The function copies a caller-supplied socket address into a fixed-size stack field, and it decides how many bytes to copy by reading the length straight out of that same caller’s socket address. An oversized value walks off the end of the stack buffer.
The Vulnerability
The problem lives in setsourcefilter() inside net/FreeBSD/sourcefilter.c. The function copies the caller-supplied group address into a fixed-size field of a local group_source_req structure (msfr.msfr_group, a sockaddr_storage), and it decides how many bytes to copy by reading the length straight out of the user’s own socket address:
struct __msfilterreq msfr;
struct sockaddr_storage *psu;
...
psu = (struct sockaddr_storage *)group;
...
memcpy(&msfr.msfr_group, psu, psu->ss.ss_len);
The ss_len field (sin_len on an IPv4 sockaddr_in, sin6_len on IPv6) is fully attacker-controlled. Nothing validates it against sizeof(msfr.msfr_group), and nothing checks that it matches the family-specific address size. Whatever value the caller places into ss_len becomes the count handed to memcpy(), so a group address that claims to be larger than the destination overwrites stack memory past the end of msfr.
Root Cause
The length passed to memcpy() comes directly from the caller’s own socket address and is never checked against the size of where it is being copied. msfr.msfr_group is a fixed sockaddr_storage, but the copy count is psu->ss.ss_len, a single byte that the caller sets. There is no comparison against sizeof(msfr.msfr_group) and no check that the length matches the address family’s real structure size. Because the destination size is fixed and the length is not, any ss_len larger than the destination overruns the stack buffer and continues past the stack canary that the compiler placed between the local buffers and the saved return address.
Reproduction
Conceptually, the trigger is to craft a sockaddr_in whose sin_len is larger than the real structure and pass it in. A legitimate IPv4 address sets sin_len to sizeof(struct sockaddr_in), which is 16 bytes. Setting it to 250 pushes the count past both the real structure and the msfr_group destination.

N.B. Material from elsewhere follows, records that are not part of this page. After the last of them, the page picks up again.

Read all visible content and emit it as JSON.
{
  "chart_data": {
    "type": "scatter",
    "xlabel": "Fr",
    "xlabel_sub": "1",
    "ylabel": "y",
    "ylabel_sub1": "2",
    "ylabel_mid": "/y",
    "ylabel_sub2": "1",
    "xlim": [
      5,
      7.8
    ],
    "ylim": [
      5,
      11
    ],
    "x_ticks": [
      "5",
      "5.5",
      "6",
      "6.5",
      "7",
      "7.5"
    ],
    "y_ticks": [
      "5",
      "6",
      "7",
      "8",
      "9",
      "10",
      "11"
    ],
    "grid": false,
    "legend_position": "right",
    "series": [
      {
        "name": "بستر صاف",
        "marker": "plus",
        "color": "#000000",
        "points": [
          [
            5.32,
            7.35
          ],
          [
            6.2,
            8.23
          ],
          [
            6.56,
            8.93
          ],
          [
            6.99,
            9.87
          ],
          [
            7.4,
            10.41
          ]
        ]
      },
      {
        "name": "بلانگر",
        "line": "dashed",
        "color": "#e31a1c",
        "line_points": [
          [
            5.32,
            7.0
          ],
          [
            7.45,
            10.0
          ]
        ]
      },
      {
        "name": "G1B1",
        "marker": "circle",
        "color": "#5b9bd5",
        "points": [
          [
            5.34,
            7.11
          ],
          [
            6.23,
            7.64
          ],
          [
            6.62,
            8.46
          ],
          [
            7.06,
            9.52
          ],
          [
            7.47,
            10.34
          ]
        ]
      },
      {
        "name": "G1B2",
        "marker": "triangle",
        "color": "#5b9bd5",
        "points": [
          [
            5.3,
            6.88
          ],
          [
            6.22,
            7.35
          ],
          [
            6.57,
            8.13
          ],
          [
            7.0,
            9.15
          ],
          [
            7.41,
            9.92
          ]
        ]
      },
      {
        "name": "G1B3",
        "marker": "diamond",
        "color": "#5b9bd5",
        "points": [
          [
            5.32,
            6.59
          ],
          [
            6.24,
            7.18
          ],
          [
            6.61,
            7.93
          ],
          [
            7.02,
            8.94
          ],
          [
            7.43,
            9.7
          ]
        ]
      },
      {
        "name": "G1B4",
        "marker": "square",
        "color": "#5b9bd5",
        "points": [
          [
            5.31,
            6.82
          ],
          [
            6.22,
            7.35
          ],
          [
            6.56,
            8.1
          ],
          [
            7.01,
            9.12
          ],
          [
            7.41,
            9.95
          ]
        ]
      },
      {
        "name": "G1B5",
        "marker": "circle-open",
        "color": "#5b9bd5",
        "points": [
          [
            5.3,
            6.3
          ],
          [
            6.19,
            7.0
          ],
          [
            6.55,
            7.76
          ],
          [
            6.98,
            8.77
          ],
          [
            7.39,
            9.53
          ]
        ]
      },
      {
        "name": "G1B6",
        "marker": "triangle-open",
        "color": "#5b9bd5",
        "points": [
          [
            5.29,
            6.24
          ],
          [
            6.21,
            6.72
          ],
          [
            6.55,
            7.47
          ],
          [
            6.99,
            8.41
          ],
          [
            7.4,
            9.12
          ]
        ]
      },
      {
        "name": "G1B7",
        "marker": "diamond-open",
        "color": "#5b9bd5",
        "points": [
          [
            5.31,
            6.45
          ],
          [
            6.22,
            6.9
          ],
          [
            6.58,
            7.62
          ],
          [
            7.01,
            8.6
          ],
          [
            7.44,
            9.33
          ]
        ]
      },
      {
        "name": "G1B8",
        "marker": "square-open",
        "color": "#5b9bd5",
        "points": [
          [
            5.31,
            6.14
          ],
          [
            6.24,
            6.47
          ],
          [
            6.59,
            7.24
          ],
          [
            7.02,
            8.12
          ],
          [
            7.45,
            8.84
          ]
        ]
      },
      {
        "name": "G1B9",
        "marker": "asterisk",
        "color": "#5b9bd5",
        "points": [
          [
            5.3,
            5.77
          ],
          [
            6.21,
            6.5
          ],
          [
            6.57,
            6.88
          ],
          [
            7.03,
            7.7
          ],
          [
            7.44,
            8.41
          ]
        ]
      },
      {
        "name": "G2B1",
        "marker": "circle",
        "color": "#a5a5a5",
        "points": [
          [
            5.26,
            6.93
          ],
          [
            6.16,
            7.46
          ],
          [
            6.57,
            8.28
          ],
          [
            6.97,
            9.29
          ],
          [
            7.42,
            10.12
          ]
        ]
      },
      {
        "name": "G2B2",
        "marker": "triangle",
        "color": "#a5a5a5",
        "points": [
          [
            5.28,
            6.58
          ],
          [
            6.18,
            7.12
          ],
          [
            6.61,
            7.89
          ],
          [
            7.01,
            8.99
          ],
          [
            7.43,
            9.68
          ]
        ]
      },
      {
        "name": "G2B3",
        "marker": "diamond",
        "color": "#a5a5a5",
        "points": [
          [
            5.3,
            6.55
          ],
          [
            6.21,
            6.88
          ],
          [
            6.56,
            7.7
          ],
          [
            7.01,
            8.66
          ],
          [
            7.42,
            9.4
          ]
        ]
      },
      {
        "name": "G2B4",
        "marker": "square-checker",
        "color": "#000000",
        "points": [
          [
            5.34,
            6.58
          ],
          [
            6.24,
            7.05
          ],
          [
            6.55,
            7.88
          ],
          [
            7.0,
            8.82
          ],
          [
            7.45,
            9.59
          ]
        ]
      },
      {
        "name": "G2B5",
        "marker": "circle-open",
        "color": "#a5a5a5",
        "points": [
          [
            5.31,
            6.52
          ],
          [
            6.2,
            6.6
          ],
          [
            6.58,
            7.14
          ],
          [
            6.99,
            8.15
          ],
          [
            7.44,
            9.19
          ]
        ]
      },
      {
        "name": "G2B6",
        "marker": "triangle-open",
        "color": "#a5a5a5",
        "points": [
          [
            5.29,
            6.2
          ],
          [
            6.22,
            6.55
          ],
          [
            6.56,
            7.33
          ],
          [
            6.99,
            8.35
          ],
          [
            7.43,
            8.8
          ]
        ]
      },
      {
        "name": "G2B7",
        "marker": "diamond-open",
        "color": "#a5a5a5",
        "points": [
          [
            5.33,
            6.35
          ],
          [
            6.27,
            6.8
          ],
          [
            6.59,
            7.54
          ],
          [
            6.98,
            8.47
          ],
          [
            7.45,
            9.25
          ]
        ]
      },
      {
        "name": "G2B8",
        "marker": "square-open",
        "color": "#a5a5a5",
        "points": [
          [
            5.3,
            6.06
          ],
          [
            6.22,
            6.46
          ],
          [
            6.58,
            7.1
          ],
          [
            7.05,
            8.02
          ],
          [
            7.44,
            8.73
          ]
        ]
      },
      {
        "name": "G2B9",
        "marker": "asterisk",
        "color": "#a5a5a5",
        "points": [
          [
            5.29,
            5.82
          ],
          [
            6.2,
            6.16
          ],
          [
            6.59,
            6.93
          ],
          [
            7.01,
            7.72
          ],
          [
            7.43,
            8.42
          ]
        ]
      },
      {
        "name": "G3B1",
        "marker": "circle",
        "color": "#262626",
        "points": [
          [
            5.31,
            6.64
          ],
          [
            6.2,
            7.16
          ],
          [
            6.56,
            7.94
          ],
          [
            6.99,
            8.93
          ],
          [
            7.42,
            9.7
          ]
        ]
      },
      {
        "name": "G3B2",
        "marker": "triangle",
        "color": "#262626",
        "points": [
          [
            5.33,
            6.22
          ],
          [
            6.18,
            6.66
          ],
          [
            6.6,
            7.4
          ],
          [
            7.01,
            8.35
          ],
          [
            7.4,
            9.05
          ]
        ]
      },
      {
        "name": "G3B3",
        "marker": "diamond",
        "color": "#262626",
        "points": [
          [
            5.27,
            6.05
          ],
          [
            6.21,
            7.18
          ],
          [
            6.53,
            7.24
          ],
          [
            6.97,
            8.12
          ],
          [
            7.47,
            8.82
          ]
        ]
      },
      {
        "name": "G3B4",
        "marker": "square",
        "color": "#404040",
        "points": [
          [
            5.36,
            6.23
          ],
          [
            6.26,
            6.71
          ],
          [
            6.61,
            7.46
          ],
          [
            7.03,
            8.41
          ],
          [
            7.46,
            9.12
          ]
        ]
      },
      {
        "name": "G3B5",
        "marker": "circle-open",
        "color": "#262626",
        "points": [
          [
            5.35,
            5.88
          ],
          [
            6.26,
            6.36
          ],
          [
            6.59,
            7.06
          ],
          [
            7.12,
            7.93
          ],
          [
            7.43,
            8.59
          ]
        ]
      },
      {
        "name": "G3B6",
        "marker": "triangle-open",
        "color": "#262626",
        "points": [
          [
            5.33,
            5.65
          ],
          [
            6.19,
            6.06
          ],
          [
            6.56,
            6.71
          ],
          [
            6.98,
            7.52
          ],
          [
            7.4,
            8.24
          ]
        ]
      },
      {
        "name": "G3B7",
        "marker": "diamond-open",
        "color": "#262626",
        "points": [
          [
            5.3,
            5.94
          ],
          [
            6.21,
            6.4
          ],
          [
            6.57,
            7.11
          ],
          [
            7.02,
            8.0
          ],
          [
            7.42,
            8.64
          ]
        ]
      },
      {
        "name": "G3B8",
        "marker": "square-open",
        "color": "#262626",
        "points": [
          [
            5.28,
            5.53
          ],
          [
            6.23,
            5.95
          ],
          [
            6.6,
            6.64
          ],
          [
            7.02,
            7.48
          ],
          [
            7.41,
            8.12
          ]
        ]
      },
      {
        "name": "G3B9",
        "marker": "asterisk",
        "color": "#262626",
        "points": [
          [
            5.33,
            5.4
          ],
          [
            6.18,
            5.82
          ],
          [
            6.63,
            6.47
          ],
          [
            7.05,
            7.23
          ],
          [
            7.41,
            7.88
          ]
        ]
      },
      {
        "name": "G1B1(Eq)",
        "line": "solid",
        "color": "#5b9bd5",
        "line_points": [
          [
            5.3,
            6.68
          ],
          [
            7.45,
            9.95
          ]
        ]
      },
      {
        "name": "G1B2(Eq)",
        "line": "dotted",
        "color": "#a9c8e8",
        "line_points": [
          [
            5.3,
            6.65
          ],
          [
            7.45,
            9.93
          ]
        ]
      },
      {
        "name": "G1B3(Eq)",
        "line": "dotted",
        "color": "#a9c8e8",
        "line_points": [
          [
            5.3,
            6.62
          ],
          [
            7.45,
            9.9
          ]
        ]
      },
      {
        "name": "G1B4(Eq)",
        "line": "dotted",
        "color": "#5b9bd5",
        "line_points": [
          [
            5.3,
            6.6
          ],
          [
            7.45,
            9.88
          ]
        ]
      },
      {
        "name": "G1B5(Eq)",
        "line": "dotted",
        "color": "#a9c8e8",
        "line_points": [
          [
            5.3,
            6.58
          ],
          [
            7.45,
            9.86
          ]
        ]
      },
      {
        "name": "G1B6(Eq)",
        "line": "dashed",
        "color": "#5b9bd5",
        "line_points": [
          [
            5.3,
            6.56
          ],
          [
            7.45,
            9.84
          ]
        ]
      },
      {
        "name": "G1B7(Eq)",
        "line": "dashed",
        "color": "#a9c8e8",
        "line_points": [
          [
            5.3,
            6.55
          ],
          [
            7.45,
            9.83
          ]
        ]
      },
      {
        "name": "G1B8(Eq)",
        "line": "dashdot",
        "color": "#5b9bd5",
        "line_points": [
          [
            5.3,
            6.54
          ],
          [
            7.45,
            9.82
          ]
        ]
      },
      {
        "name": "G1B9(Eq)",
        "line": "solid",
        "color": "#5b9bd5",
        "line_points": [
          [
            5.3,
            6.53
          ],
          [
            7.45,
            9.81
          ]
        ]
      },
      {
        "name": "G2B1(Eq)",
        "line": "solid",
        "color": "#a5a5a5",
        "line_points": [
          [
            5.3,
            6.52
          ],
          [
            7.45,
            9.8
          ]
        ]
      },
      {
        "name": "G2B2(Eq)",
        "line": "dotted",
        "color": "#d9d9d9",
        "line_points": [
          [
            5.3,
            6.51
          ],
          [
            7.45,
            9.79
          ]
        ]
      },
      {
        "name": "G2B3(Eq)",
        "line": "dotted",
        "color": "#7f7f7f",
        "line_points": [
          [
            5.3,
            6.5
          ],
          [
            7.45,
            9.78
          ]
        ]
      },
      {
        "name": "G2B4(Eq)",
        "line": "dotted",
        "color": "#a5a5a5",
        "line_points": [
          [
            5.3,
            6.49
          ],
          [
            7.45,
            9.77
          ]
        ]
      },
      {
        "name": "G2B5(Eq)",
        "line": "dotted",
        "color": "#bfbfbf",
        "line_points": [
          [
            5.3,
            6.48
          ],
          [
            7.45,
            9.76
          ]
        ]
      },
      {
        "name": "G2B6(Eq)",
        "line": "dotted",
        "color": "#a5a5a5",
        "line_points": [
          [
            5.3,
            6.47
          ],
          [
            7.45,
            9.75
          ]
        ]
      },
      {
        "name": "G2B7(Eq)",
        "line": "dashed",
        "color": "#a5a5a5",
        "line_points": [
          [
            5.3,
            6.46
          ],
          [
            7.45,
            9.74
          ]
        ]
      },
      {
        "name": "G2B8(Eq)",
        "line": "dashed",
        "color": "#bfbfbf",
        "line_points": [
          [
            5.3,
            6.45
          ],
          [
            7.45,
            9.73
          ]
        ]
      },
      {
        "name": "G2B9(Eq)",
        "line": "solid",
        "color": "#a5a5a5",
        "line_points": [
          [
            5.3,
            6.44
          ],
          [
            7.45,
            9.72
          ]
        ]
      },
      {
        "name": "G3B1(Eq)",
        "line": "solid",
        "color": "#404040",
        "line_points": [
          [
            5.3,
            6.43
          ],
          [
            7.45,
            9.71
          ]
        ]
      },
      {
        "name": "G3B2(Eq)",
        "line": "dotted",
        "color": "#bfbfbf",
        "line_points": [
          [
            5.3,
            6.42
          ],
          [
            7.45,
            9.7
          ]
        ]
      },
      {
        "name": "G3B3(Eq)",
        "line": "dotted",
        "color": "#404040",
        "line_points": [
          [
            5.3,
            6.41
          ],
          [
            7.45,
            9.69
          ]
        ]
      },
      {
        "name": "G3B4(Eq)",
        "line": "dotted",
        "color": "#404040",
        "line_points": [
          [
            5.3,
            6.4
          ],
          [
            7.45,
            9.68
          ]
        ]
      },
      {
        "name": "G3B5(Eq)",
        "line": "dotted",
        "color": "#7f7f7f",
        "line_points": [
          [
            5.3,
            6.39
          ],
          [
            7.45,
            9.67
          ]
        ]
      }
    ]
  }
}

When setsourcefilter() reaches the memcpy(), it copies 250 bytes into a sockaddr_storage-sized slot on the stack. That write runs off the end of msfr and overwrites the stack canary. Because the canary no longer matches its expected value when the function returns, the runtime routes execution into __stack_chk_fail, which aborts the process with SIGABRT and a crash report referencing a stack buffer overflow in setsourcefilter() or __stack_chk_fail. On its own the canary holds this to a denial-of-service, but the same single-byte control over the copy length is the standard setup for overwriting saved registers and the return address if it can be paired with a canary leak or a build without stack protection.